Mr. Doolittle clung to his theme. “Still, you owe something to society,” he said. “You might marry.”

De Launay laughed loudly. “Owe!” he cried. “Such men as I am don’t owe anything to any one. We’re buccaneers; plunderers. We levy on society; we don’t owe it anything.

“As for marrying!” he laughed again. “I’d look pretty tying myself to a petticoat! Any woman would have a fit if she could look into my nature. 40 And I hate women, anyway. I’ve not looked sideways at one for twenty years. Too much water has run under the bridge for that, old-timer. If I was a youngster, back again under the Esmeraldas——”

He smiled reminiscently, and his rather hard features softened.

“There was one then that I threatened to marry,” he chuckled. “If they made ’em like her——”

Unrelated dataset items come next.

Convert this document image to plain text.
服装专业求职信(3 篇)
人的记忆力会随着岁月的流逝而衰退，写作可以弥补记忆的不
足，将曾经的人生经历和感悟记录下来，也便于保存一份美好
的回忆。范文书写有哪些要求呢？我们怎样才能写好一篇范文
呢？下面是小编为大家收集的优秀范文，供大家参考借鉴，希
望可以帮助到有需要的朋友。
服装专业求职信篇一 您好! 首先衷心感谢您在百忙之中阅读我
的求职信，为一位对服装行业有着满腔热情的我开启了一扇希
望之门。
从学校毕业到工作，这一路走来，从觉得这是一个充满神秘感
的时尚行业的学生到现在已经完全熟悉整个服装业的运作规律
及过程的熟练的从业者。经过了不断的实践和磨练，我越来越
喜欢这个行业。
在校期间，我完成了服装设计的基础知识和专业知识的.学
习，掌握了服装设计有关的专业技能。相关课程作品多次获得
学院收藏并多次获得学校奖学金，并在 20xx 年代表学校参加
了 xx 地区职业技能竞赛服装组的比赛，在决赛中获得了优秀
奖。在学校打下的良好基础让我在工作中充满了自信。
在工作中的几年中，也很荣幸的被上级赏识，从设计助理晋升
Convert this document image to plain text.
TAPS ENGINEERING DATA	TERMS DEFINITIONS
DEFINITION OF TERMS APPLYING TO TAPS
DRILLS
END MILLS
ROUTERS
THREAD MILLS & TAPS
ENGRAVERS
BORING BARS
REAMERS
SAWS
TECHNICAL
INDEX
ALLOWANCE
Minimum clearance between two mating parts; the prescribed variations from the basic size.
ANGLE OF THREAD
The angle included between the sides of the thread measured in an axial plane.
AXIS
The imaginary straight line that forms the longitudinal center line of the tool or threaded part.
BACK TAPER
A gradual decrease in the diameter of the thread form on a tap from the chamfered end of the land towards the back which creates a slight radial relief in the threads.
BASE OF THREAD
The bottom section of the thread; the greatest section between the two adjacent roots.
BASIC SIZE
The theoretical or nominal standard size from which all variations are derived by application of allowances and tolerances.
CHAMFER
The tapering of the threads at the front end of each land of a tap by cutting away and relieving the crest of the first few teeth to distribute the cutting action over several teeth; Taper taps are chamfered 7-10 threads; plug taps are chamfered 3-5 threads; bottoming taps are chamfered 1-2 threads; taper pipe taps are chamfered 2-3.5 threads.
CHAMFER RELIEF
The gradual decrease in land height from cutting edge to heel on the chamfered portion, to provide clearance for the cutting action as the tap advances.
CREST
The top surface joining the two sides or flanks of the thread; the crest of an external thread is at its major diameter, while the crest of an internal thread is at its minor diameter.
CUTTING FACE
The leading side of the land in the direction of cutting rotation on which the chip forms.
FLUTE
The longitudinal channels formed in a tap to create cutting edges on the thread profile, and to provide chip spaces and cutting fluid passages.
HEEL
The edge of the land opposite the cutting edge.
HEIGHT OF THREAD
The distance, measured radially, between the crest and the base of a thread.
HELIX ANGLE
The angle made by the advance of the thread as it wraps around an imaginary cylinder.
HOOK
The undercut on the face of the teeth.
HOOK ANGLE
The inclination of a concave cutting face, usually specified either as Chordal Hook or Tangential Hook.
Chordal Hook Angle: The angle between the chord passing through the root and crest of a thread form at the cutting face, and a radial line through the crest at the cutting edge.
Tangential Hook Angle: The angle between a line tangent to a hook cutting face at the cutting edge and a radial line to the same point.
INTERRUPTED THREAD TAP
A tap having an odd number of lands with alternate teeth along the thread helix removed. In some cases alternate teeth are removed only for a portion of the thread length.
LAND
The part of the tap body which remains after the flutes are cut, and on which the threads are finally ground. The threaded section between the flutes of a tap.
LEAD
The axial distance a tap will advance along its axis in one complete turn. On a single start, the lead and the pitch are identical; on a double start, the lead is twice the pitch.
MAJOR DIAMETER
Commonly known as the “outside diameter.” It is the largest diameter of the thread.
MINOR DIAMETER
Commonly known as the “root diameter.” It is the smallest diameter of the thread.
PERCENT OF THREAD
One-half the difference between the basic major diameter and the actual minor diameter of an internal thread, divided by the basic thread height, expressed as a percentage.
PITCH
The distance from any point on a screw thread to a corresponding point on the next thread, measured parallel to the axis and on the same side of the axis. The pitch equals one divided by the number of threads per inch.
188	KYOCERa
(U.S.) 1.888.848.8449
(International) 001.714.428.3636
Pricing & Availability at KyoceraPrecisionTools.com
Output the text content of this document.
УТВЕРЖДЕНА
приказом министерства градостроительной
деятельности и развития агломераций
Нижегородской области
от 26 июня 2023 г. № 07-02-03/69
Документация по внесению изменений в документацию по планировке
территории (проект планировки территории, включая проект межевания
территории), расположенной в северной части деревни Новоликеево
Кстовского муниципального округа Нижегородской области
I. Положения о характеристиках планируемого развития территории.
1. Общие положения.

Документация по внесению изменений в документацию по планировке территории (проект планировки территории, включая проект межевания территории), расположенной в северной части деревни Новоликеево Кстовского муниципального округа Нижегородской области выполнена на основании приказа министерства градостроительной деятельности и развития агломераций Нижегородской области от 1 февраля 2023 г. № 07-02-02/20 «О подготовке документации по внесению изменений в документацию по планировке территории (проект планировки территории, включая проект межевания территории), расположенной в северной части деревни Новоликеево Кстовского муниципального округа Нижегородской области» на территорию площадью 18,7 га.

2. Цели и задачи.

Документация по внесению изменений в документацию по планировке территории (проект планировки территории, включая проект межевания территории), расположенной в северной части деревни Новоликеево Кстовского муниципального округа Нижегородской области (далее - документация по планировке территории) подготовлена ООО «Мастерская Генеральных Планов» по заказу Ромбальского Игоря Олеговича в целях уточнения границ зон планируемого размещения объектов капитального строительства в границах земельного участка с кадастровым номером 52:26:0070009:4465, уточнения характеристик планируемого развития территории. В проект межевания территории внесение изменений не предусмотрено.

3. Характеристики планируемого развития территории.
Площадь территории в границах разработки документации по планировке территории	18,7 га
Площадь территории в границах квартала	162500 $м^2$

“Why don’t you go back and find her?”

De Launay stared at him. “After twenty years? Lord, man! D’you think she’d wait and remember me that long? Especially as she was about six years old when I left there! She’s grown up and married now, I reckon, and she’d sick the dogs on me if I came back with any such intentions.”

He chuckled again, but his mirth was curiously soft and gentle. Doolittle had little trouble in guessing that this memory was a tender one.

But De Launay rose, picked up a bundle of notes that lay on the table in front of him, stuffed them carelessly into the side pocket of his tunic and pushed the képi still more recklessly back and sideways.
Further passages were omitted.